March 12th /2025 minutes
Present: @cbull @Wilton_Aguiar @claireyung @fabiobdias @adele157 @helen @aekiss @ezhilsabareesh8
Not present: @angus-g @AndyHoggANU
The discussion focused on three main topics (mostly updates):
Ice shelf thickness product to use:
· Background: It seems that the ice sheet modelling community widely agrees that AntGG2021 (Charrassin et al., 2025) provides the best representation of ice shelf cavities, with BedMachine v3 being the second-best. The general consensus is that we should avoid using BedMachine v2.
· Issue: GEBCO2024 is currently being used for the topography and incorporates BedMachine v2. Using either AntGG2021 or BedMachine v3 will require significant testing to ensure that the ice shelves are properly connected/stitched to the bathymetry. Waiting for the stitched product to be ready could slow down the workflow for producing model bathymetry, ice shelf thicknesses, and initial conditions.
· Next steps: Continue the model workflow using the current GEBCO2024, while the proper ice shelf thickness/bathymetry dataset is being developed.

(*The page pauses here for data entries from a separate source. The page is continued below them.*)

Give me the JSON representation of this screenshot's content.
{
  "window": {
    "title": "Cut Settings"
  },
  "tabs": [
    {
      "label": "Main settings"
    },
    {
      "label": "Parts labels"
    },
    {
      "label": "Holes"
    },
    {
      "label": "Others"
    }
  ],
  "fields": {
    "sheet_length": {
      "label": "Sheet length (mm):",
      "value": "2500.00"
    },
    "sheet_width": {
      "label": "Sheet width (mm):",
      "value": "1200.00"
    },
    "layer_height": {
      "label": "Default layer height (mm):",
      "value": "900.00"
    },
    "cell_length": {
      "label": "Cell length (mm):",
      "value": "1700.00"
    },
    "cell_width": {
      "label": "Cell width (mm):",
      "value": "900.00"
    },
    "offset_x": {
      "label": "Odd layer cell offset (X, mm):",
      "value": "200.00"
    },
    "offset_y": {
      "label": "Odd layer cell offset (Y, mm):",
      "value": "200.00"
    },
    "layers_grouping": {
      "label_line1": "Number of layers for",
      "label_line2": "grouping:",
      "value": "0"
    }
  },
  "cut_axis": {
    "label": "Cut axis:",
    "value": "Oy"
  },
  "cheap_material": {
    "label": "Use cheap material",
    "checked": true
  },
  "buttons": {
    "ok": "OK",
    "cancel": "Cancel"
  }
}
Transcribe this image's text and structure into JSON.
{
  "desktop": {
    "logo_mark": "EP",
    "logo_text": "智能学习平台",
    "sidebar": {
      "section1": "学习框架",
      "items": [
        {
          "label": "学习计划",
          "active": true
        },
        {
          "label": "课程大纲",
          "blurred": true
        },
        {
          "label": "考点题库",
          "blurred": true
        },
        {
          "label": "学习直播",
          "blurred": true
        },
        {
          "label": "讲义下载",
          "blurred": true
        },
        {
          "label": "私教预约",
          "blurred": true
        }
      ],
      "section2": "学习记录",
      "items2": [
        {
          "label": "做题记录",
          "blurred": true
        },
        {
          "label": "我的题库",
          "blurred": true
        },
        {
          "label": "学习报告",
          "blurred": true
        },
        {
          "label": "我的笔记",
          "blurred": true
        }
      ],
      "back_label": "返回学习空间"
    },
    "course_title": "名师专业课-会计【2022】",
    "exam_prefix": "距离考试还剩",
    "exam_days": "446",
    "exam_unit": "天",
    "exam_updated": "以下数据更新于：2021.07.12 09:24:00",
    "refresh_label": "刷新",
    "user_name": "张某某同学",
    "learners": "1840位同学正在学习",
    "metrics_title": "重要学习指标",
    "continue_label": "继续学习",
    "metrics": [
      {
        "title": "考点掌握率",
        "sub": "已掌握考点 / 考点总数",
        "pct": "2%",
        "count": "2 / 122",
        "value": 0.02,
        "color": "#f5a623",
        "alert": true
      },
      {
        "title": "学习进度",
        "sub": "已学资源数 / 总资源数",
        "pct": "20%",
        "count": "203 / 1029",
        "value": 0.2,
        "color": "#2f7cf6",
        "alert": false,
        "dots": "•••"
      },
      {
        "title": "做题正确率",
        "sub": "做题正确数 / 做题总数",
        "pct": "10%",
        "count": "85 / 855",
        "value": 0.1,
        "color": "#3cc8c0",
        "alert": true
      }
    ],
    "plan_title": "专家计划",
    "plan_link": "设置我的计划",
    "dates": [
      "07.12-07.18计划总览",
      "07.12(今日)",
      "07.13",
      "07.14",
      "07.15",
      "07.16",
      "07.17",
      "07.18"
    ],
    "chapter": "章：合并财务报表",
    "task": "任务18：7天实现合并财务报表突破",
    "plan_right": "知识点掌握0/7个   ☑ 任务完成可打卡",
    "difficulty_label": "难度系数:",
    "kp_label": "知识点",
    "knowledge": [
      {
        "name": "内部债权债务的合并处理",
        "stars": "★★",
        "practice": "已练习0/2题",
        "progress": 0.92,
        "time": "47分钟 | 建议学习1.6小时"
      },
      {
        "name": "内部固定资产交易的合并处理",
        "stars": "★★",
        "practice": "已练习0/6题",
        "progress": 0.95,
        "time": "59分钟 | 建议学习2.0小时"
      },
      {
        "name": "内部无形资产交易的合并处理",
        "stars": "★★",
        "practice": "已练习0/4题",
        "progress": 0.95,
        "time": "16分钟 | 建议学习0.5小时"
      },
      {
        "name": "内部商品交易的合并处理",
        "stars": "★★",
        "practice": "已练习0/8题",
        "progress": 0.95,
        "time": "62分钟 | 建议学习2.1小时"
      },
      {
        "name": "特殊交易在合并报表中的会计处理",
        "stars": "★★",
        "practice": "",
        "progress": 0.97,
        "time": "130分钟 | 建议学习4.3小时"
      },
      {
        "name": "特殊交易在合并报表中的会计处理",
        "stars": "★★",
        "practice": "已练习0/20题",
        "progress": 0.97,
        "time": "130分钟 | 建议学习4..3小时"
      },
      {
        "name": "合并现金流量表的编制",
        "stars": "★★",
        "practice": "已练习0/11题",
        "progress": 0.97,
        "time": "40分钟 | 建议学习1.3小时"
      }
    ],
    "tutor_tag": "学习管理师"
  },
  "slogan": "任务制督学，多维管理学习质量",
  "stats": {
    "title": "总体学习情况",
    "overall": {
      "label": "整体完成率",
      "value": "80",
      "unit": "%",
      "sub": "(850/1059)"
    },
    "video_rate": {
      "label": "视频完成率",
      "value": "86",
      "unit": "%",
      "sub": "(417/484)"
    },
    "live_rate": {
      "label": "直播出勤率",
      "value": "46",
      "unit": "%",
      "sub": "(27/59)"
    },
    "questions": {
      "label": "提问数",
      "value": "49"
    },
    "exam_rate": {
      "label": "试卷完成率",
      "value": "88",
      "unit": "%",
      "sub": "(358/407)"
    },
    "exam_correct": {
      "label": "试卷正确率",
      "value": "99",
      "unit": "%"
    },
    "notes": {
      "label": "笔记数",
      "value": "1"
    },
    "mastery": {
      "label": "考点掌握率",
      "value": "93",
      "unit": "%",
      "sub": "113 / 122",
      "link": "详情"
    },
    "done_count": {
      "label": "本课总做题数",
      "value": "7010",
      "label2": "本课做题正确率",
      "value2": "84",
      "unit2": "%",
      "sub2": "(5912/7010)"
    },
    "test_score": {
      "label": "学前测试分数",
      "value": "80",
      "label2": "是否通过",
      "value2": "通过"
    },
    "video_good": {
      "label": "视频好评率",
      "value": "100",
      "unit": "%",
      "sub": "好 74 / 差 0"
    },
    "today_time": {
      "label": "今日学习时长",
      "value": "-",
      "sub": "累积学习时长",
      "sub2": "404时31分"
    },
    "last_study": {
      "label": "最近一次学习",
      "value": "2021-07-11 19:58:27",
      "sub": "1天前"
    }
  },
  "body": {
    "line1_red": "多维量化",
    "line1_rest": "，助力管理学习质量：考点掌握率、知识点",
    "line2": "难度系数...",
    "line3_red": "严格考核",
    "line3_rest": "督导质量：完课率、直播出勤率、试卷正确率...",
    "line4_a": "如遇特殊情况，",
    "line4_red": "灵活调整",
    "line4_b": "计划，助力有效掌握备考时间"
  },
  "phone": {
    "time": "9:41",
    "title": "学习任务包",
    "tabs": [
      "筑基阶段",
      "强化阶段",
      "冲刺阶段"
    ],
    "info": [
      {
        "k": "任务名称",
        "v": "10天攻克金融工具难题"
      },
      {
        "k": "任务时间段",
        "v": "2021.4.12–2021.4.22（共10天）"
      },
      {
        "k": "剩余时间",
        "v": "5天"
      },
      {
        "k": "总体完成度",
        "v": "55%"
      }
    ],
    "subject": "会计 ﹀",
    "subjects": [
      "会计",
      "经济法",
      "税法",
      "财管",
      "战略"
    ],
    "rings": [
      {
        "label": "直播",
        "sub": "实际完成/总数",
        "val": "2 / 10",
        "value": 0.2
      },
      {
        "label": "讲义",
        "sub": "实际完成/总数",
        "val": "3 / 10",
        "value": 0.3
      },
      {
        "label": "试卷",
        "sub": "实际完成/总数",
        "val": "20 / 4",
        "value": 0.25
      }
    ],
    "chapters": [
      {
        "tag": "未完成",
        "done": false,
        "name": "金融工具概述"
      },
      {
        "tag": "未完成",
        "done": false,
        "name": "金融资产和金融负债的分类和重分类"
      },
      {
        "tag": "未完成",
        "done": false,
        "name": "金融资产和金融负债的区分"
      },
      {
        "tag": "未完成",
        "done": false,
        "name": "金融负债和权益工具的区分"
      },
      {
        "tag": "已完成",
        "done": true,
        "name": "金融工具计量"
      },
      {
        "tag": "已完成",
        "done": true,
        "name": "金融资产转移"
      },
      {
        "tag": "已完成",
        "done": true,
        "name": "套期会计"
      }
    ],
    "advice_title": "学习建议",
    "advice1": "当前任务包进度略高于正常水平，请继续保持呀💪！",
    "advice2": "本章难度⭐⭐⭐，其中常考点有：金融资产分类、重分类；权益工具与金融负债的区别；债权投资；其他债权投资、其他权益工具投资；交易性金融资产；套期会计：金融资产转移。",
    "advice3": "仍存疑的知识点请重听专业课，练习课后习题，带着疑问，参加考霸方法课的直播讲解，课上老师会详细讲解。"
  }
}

This decision will allow us to advance the workflows and model development, providing more time for thorough debugging.
· PS: We will likely revisit this discussion at the next meeting, where we aim to get input from other ice sheet modelers
Extrapolation of Initial conditions:
· Background: In MOM6-Panan, we used a backward filling method to propagate offshore temperature-salinity (TS) fields southward, where ice shelf cavities would be. This method undesirably leaked properties from the Amundsen Sea into the Weddell Sea cavities. Additionally, previous insights from ocean-ice sheet modeling with ROMS suggest that the sharp density gradients created by backward filling can be a challenge for the ocean model. We attempted to extrapolate the surface offshore TS using Inverse Radius Weighting (IRW) interpolation instead, which seems to fix the leakage problem, and reduce sharp gradients.
· Issue: While this method resolves the leakage issue, it does not fix the warmer surface conditions near the Amery Ice Shelf. Furthermore, the evaluation of the IRW propagation is not ideal, as ice shelf cavities are much deeper ( z~ 1000m).
· Next steps:
- Evaluate how the IRW extrapolation performs at the depth of ice shelf cavities (~1000 m?).
- Compare the TS on the shelf with previous ocean-ice shelf model outputs (e.g., are the warmer waters in Amery reasonable).
- Test other observational products containing data closer to the ice shelf (~1000 m), such as Pauthenet and Kaihe’s climatology.
Target horizontal grid:
· Issue: We do not yet have the target horizontal grid (with the southern boundary extended to 86.5°S) that will be used for the model testing phase or the final version of the model. Currently, the workflows are using grids from Panan 1/10°, ACCESS 1/10°, or ACCESS 1/4°.
· Next steps: We have decided to start with a 1/12° grid for testing, which is still computationally inexpensive for testing in a regional, Pan-Antarctic domain. @angus-g volunteered to create a global 1/12° grid that we can cut to the desired domain. Once testing is complete, we will transition to the final 1/20° (or 1/24°) grid.
There were no updates on the vertical coordinate choice.